RFC 1951 - DEFLATE Data Compression Algorithm

RFC 1951 - DEFLATE Data Compression Algorithm

Details

Category: Uncategorized

Created: June 14, 2005

Updated: January 27, 2020

Language: VHDL

Other project properties

Development Status: Alpha

Additional info: Design done

WishBone compliant: Yes

WishBone version: n/a

License: GPL

Description

A VHDL implementation of the open DEFLATE data compression algorithm. The DEFLATE standard is specified in RFC 1951 and was jointly developed by Jean-loup Gailly and Mark Adler. More information about the DEFLATE algorithm is available on the zlib library home page www.zlib.org

The full text of the deflate specification and a brief explanation are available on :
http://www.gzip.org/zlibrfc-deflate.html

At the core the algorithm uses LZ77 compression, a veriy nice explanation for which is available on the zlib website and I have quoted below

LZ77 compression

LZ77 compression works by finding sequences of data that are repeated. The term ``sliding window'' is used; all it really means is that at any given point in the data, there is a record of what characters went before. A 32K sliding window means that the compressor (and decompressor) have a record of what the last 32768 (32 * 1024) characters were. When the next sequence of characters to be compressed is identical to one that can be found within the sliding window, the sequence of characters is replaced by two numbers: a distance, representing how far back into the window the sequence starts, and a length, representing the number of characters for which the sequence is identical.

I realize this is a lot easier to see than to just be told. Let's look at some highly compressible data:

Blah blah blah blah blah!

Our datastream starts by receiving the following characters: `B,' `l,' `a,' `h,' ` ,' and `b.' However, look at the next five characters:

vvvvv
Blah blah blah blah blah!
^^^^^

There is an exact match for those five characters in the characters that have already gone into the datastream, and it starts exactly five characters behind the point where we are now. This being the case, we can output special characters to the stream that represent a number for length, and a number for distance.

The data so far:

Blah blah b

The compressed form of the data so far:

Blah b[D=5,L=5]

The compression can still be increased, though to take full advantage of it requires a bit of cleverness on the part of the compressor. Look at the two strings that we decided were identical. Compare the character that follows each of them. In both cases, it's `l' -- so we can make the length 6, and not just five. But if we continue checking, we find the next characters, and the next characters, and the next characters, are still identical -- even if the so-called ``previous'' string is overlapping the string we're trying to represent in the compressed data!

It turns out that the 18 characters that start at the second character are identical to the 18 characters that start at the seventh character.
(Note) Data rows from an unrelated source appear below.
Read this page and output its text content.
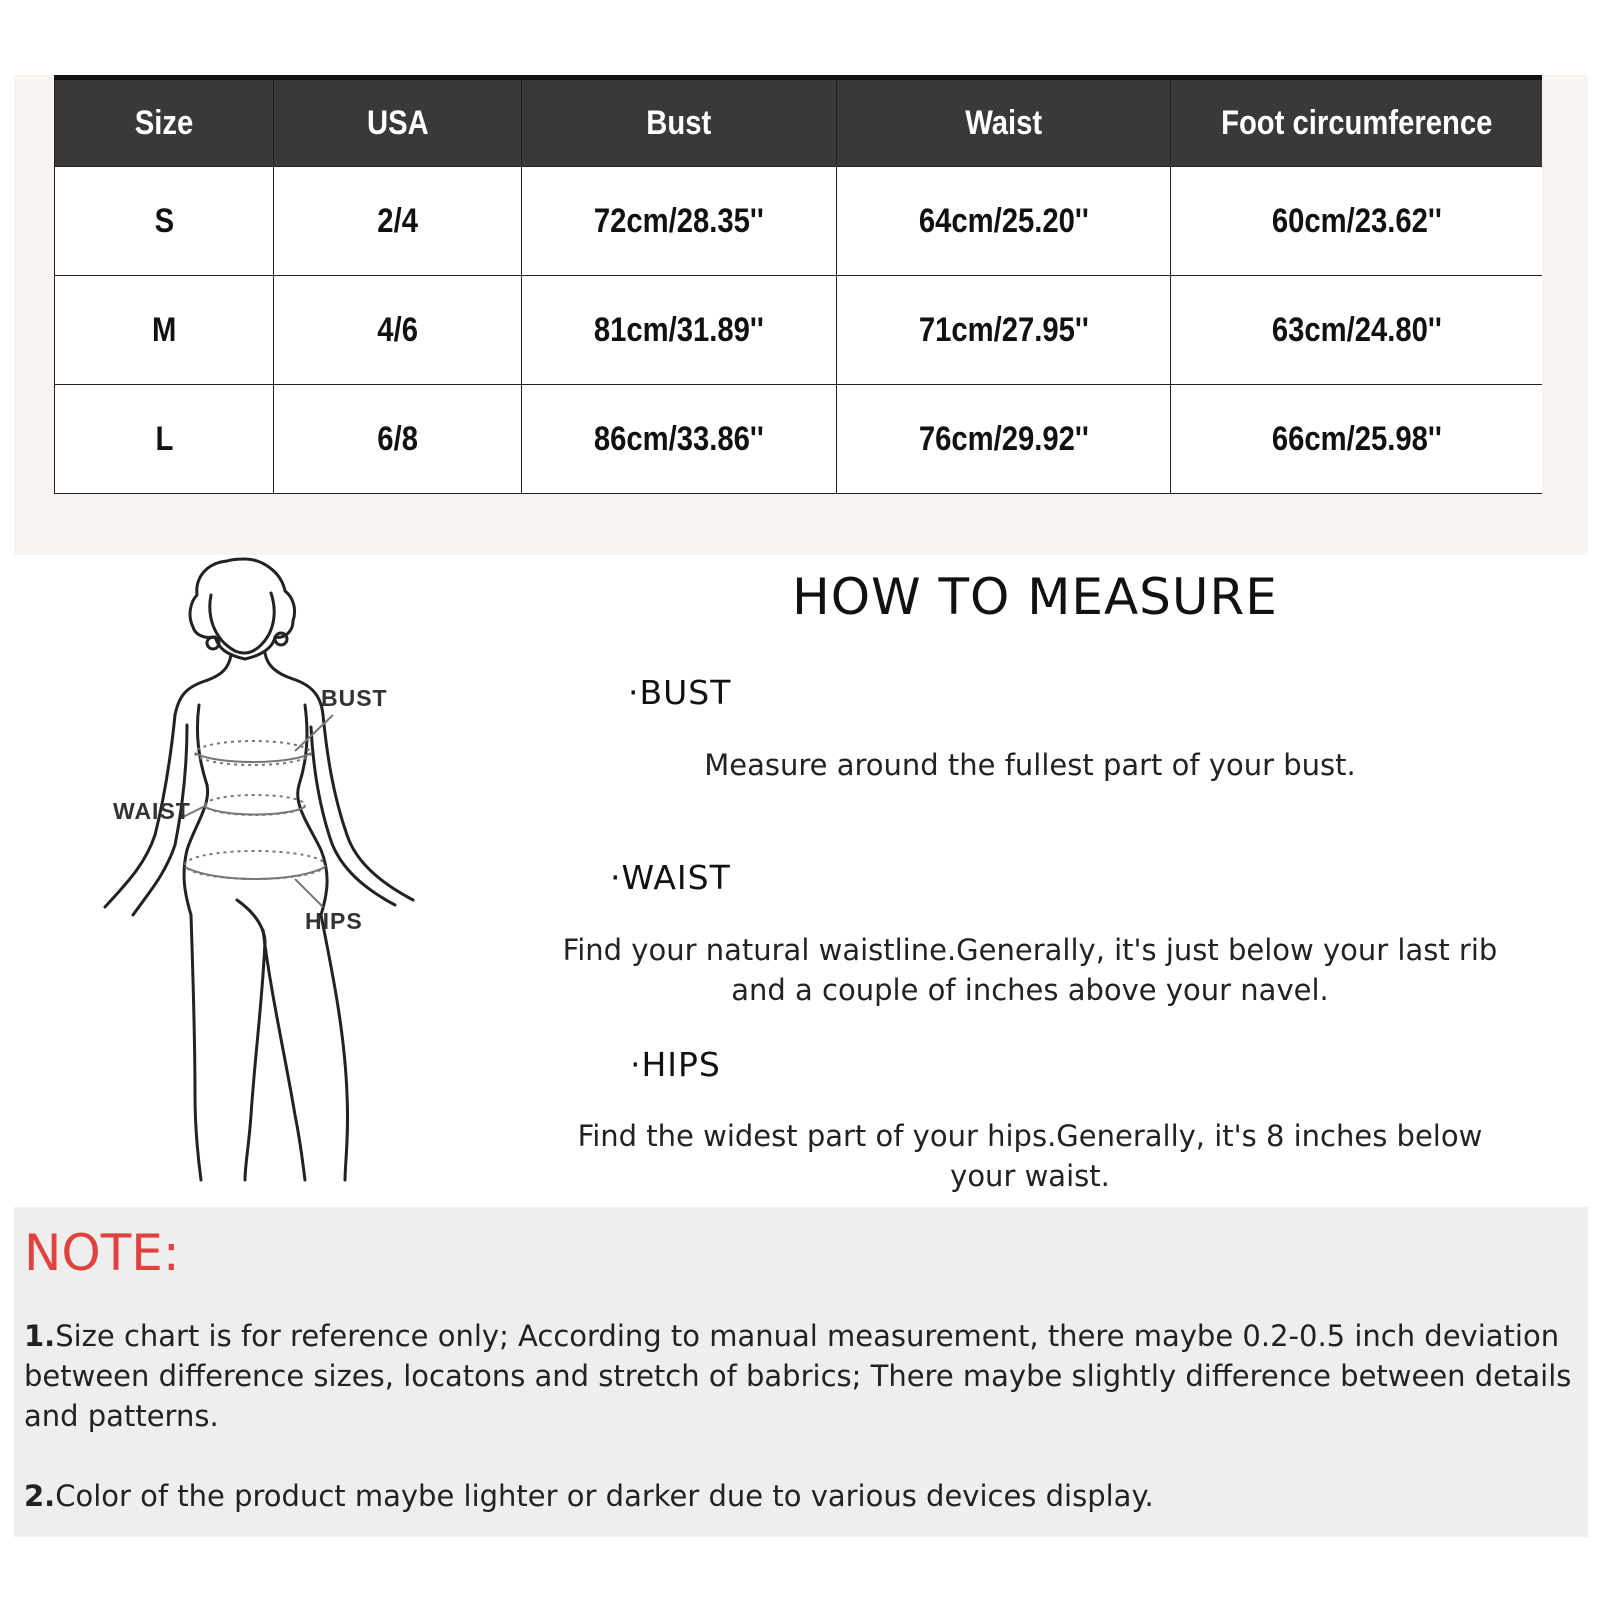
Size	USA	Bust	Waist	Foot circumference
S	2/4	72cm/28.35''	64cm/25.20''	60cm/23.62''
M	4/6	81cm/31.89''	71cm/27.95''	63cm/24.80''
L	6/8	86cm/33.86''	76cm/29.92''	66cm/25.98''
BUST
WAIST
HIPS
HOW TO MEASURE
·BUST
Measure around the fullest part of your bust.
·WAIST
Find your natural waistline.Generally, it's just below your last rib
and a couple of inches above your navel.
·HIPS
Find the widest part of your hips.Generally, it's 8 inches below
your waist.
NOTE:
1.Size chart is for reference only; According to manual measurement, there maybe 0.2-0.5 inch deviation between difference sizes, locatons and stretch of babrics; There maybe slightly difference between details and patterns.
2.Color of the product maybe lighter or darker due to various devices display.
It's true that when we're decompressing, and read the length, distance pair that describes this relationship, we don't know what all those 18 characters will be yet -- but if we put in place the ones that we know, we will know more, which will allow us to put down more... or, knowing that any length-and-distance pair where length > distance is going to be repeating (distance) characters again and again, we can set up the decompressor to do just that.

It turns out our highly compressible data can be compressed down to just this:

Blah b[D=5, L=18]!

Then distance and length pairs have to be encoded into huffman codes that follow all the rules of classic huffman trees but with two extra rules

1. In the variation used by the Deflate standard, there are two additional rules: elements that have shorter codes are placed to the left of those with longer codes.
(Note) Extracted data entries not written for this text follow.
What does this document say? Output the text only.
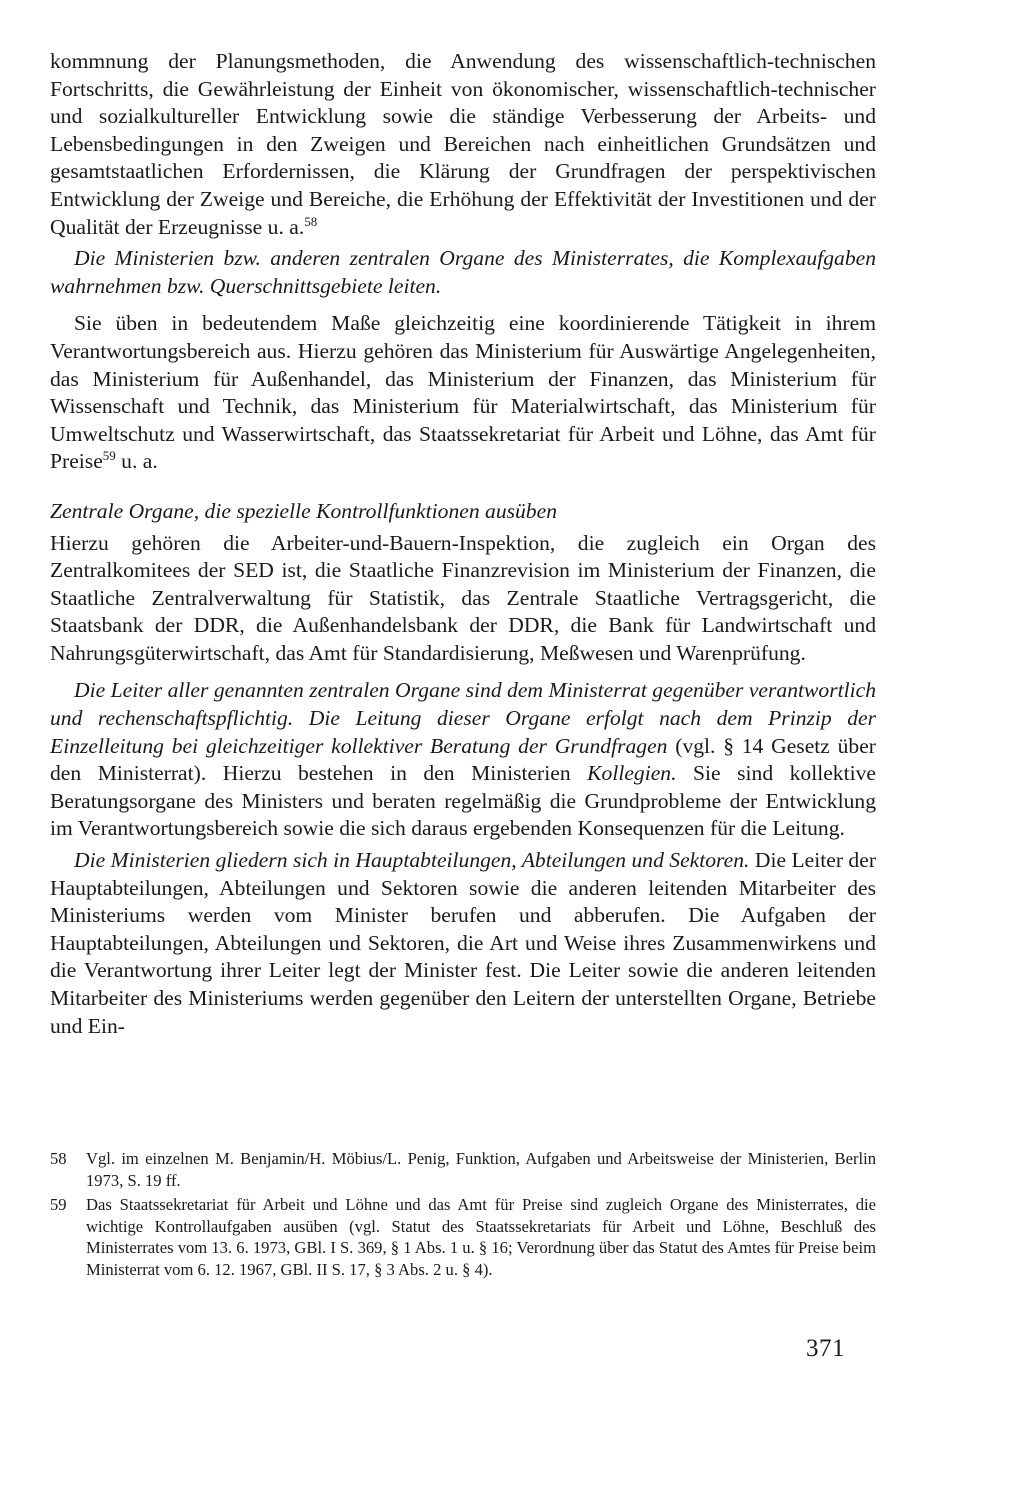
kommnung der Planungsmethoden, die Anwendung des wissenschaftlich-technischen Fortschritts, die Gewährleistung der Einheit von ökonomischer, wissenschaftlich-technischer und sozialkultureller Entwicklung sowie die ständige Verbesserung der Arbeits- und Lebensbedingungen in den Zweigen und Bereichen nach einheitlichen Grundsätzen und gesamtstaatlichen Erfordernissen, die Klärung der Grundfragen der perspektivischen Entwicklung der Zweige und Bereiche, die Erhöhung der Effektivität der Investitionen und der Qualität der Erzeugnisse u. a.$^{58}$

Die Ministerien bzw. anderen zentralen Organe des Ministerrates, die Komplexaufgaben wahrnehmen bzw. Querschnittsgebiete leiten.

Sie üben in bedeutendem Maße gleichzeitig eine koordinierende Tätigkeit in ihrem Verantwortungsbereich aus. Hierzu gehören das Ministerium für Auswärtige Angelegenheiten, das Ministerium für Außenhandel, das Ministerium der Finanzen, das Ministerium für Wissenschaft und Technik, das Ministerium für Materialwirtschaft, das Ministerium für Umweltschutz und Wasserwirtschaft, das Staatssekretariat für Arbeit und Löhne, das Amt für Preise$^{59}$ u. a.

Zentrale Organe, die spezielle Kontrollfunktionen ausüben

Hierzu gehören die Arbeiter-und-Bauern-Inspektion, die zugleich ein Organ des Zentralkomitees der SED ist, die Staatliche Finanzrevision im Ministerium der Finanzen, die Staatliche Zentralverwaltung für Statistik, das Zentrale Staatliche Vertragsgericht, die Staatsbank der DDR, die Außenhandelsbank der DDR, die Bank für Landwirtschaft und Nahrungsgüterwirtschaft, das Amt für Standardisierung, Meßwesen und Warenprüfung.

Die Leiter aller genannten zentralen Organe sind dem Ministerrat gegenüber verantwortlich und rechenschaftspflichtig. Die Leitung dieser Organe erfolgt nach dem Prinzip der Einzelleitung bei gleichzeitiger kollektiver Beratung der Grundfragen (vgl. § 14 Gesetz über den Ministerrat). Hierzu bestehen in den Ministerien Kollegien. Sie sind kollektive Beratungsorgane des Ministers und beraten regelmäßig die Grundprobleme der Entwicklung im Verantwortungsbereich sowie die sich daraus ergebenden Konsequenzen für die Leitung.

Die Ministerien gliedern sich in Hauptabteilungen, Abteilungen und Sektoren. Die Leiter der Hauptabteilungen, Abteilungen und Sektoren sowie die anderen leitenden Mitarbeiter des Ministeriums werden vom Minister berufen und abberufen. Die Aufgaben der Hauptabteilungen, Abteilungen und Sektoren, die Art und Weise ihres Zusammenwirkens und die Verantwortung ihrer Leiter legt der Minister fest. Die Leiter sowie die anderen leitenden Mitarbeiter des Ministeriums werden gegenüber den Leitern der unterstellten Organe, Betriebe und Ein-

58	Vgl. im einzelnen M. Benjamin/H. Möbius/L. Penig, Funktion, Aufgaben und Arbeitsweise der Ministerien, Berlin 1973, S. 19 ff.
59	Das Staatssekretariat für Arbeit und Löhne und das Amt für Preise sind zugleich Organe des Ministerrates, die wichtige Kontrollaufgaben ausüben (vgl. Statut des Staatssekretariats für Arbeit und Löhne, Beschluß des Ministerrates vom 13. 6. 1973, GBl. I S. 369, § 1 Abs. 1 u. § 16; Verordnung über das Statut des Amtes für Preise beim Ministerrat vom 6. 12. 1967, GBl. II S. 17, § 3 Abs. 2 u. § 4).
371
2. Among elements with codes of the same length, those that come first in the element set are placed to the left.

A more detailed explanation is available at the website below:

http://www.zlib.netfeldspar.html

Features

Fully compliant to the deflate compression specifications

Status

07/11/05
Design completed.

28/3/06
Using the DJB2 hash algorithm, algorithm currently uses 112 slices and outputs a 32 hash key.

Now working on search and match using the hash algorithm

24/05/06
Improved DJB2 algorithm implemented, some changes made to synchronisie the modules better, algorithm now uses only one slice and is implemented with a 4 byte buffer.

29/05/06
Implemented the LZ77 algorithm but haventuploaded it as it needs to be integrated with the huffman tree algorithm and that is still being coded.